高校の時に、同じ放送部だった浩一は、千秋と付き合っていたはず…ところがどうして静香と?
という疑問から、どうやら千秋は怪我して、その事故から浩一と別れたらしい、その原因はいったい…?

「二十年後の宿題」は、大場敦史が、かつての担任の竹沢先生から、昔の教え子6人と会うよう依頼される。どうやら、竹沢先生がその6人を気にかけていたのは、昔、その中の1人が溺れ、それを助けようとした先生の旦那が死んでしまった事故があったかららしい。ところが、その事故を気に病む子供たちが、大人になるまで事故を引きずることに…。大場が面会していった教え子たちから、さまざまなことが明らかに…。

「十五年後の補習」は、付き合っている万里子と純一。ところが、純一は国際ボランティア隊に入り、遠い海外の僻地にいる。ろくに電気もない。遠距離恋愛のやりとりですが、だんだんと昔の事件を思い出しはじめる万里子…。

それぞれ、ちゃんとどんでん返しがあって、面白いです。展開の妙といいますかね。
また、書簡体だからこその面白さといいますか、
書簡という「やりとり」によって、真実が浮かびあがってくる、というところが面白いですね。

でも、ちょっと気になったことが。
というのも、書簡にしてはやたら詳しいといいますか、
夏目漱石「こころ」ばりの不自然さがないわけではない。
夏目漱石「こころ」の書簡って、原稿用紙にするとえらい分量で、列車の中じゃ読めないだとかツッコミがされていますけど、
この小説の書簡も、それと同じような野暮なツッコミをしたくなるところがないわけではない。
まあ、これは書簡によって、「告白」するというスタイルがあるわけで、それを踏襲しているからなんでしょうけど。
やはり「書簡体」というのは、一つの技法なんだよなー、ということがよくわかりますね。

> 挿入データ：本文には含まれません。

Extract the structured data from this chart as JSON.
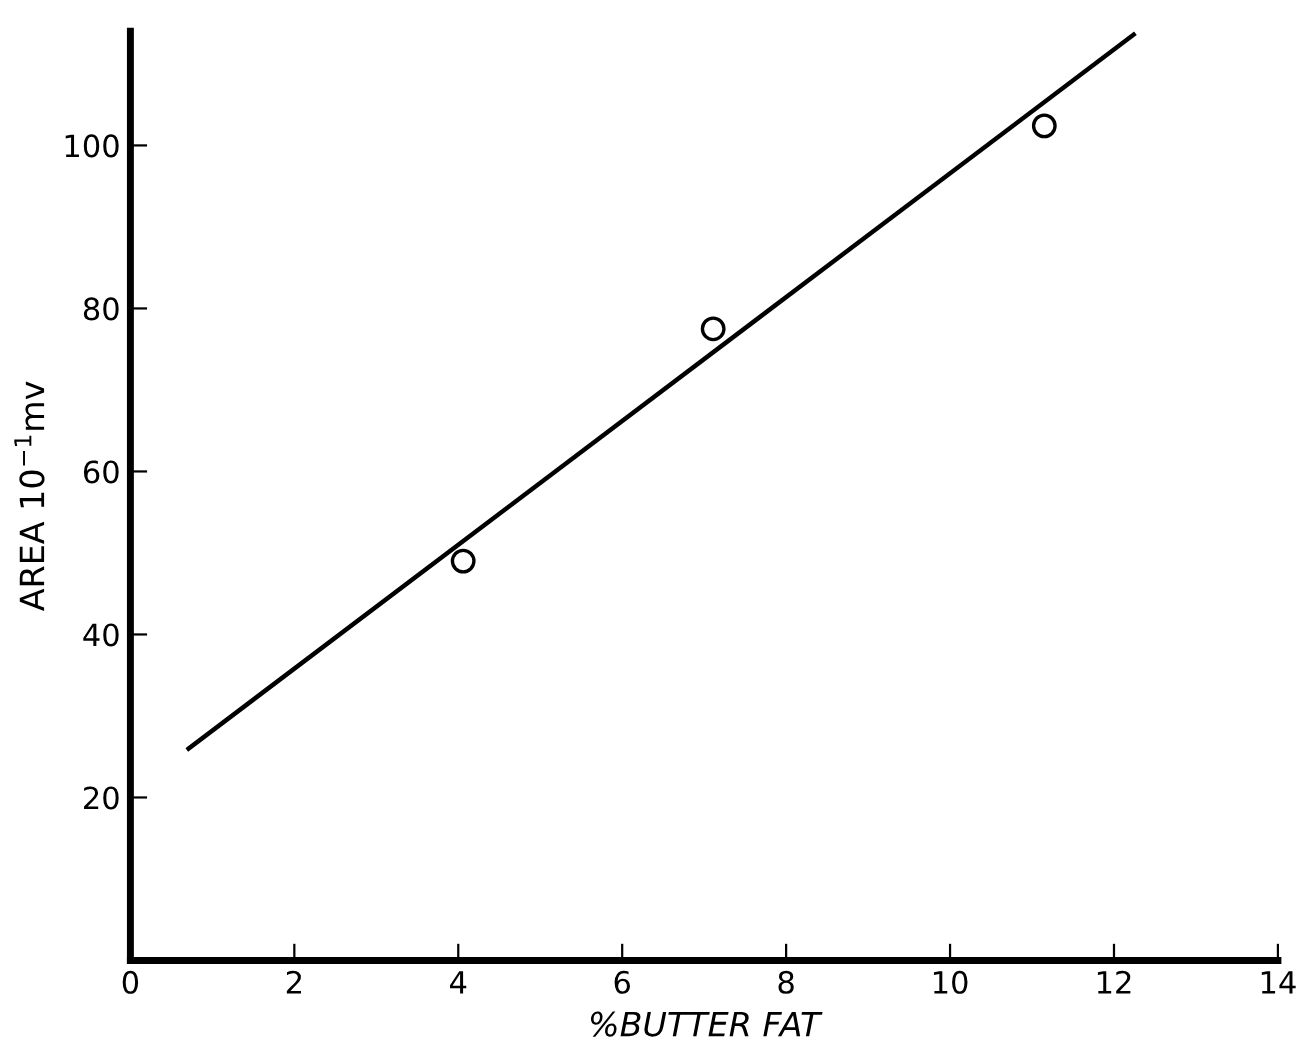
{
  "chart_data": {
    "type": "scatter",
    "xlabel": "%BUTTER FAT",
    "ylabel": "AREA 10$^{−1}$mv",
    "xlim": [
      0,
      14
    ],
    "xticks": [
      0,
      2,
      4,
      6,
      8,
      10,
      12,
      14
    ],
    "ylim": [
      0,
      114
    ],
    "yticks": [
      20,
      40,
      60,
      80,
      100
    ],
    "grid": false,
    "series": [
      {
        "marker": "circle",
        "color": "#000000",
        "x": [
          4.06,
          7.11,
          11.15
        ],
        "values": [
          49.0,
          77.5,
          102.4
        ]
      },
      {
        "type": "line",
        "color": "#000000",
        "line_style": "solid",
        "x": [
          0.71,
          12.24
        ],
        "values": [
          26.0,
          113.6
        ]
      }
    ]
  }
}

そしてそれは、書簡では人間が「本心」を「告白」するという暗黙の了解があって、それではじめて成立するようなところがあるんだと思います。
そうした、書簡体の長所と短所をよく知った上で書かれた小説、という印象を強く受けました。

ただ、この小説の登場人物たちは、みなリア充といいますか、
特に「十五年後の補習」って、ラブラブですので、殺意を覚えますなぁ。というか、わざわざ書簡なんかじゃなくて、スカイプだとかで話せよ。(笑)
とか思わないではないですが、そんな野暮を言ったら、「書簡」である意義はないんですけどね。

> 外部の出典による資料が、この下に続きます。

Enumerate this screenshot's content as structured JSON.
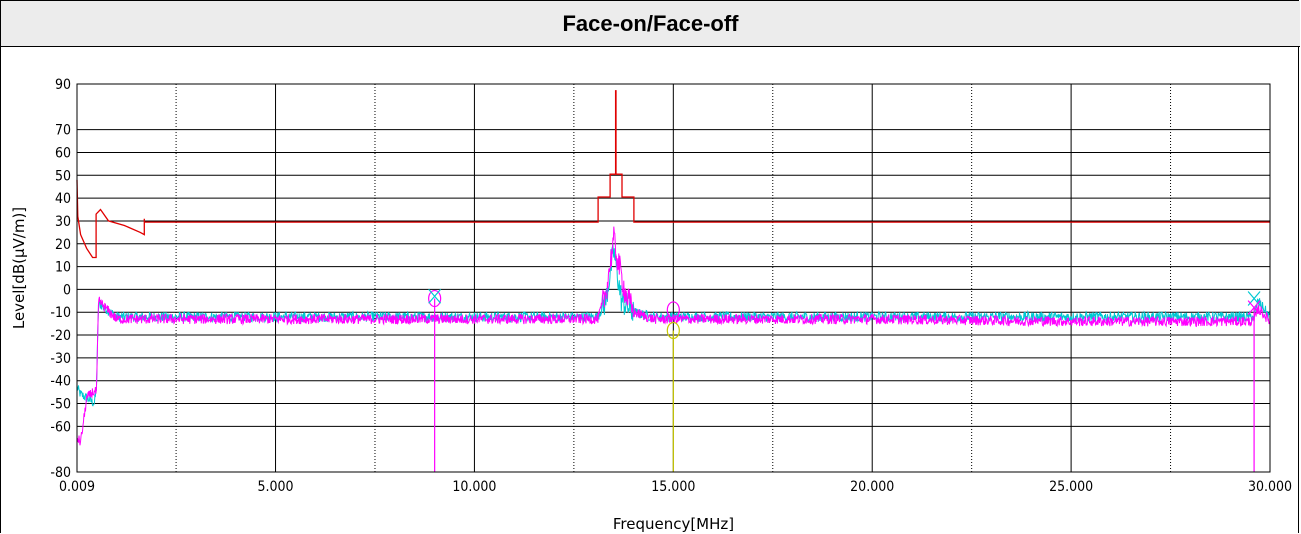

ところで、リア充がむかつく「十五年後の補習」ですけど、なんか最後の方の書き方だと、警察がわざわざ僻地まで逮捕に来たという雰囲気だったんですが、どうなんでしょうか。めんどくさがりでいいかげんな日本の警察が、そんな昔の事件(しかも、犯人の恋人の曖昧な記憶)をもとに再捜査するんかいな、と思わないではなかったです。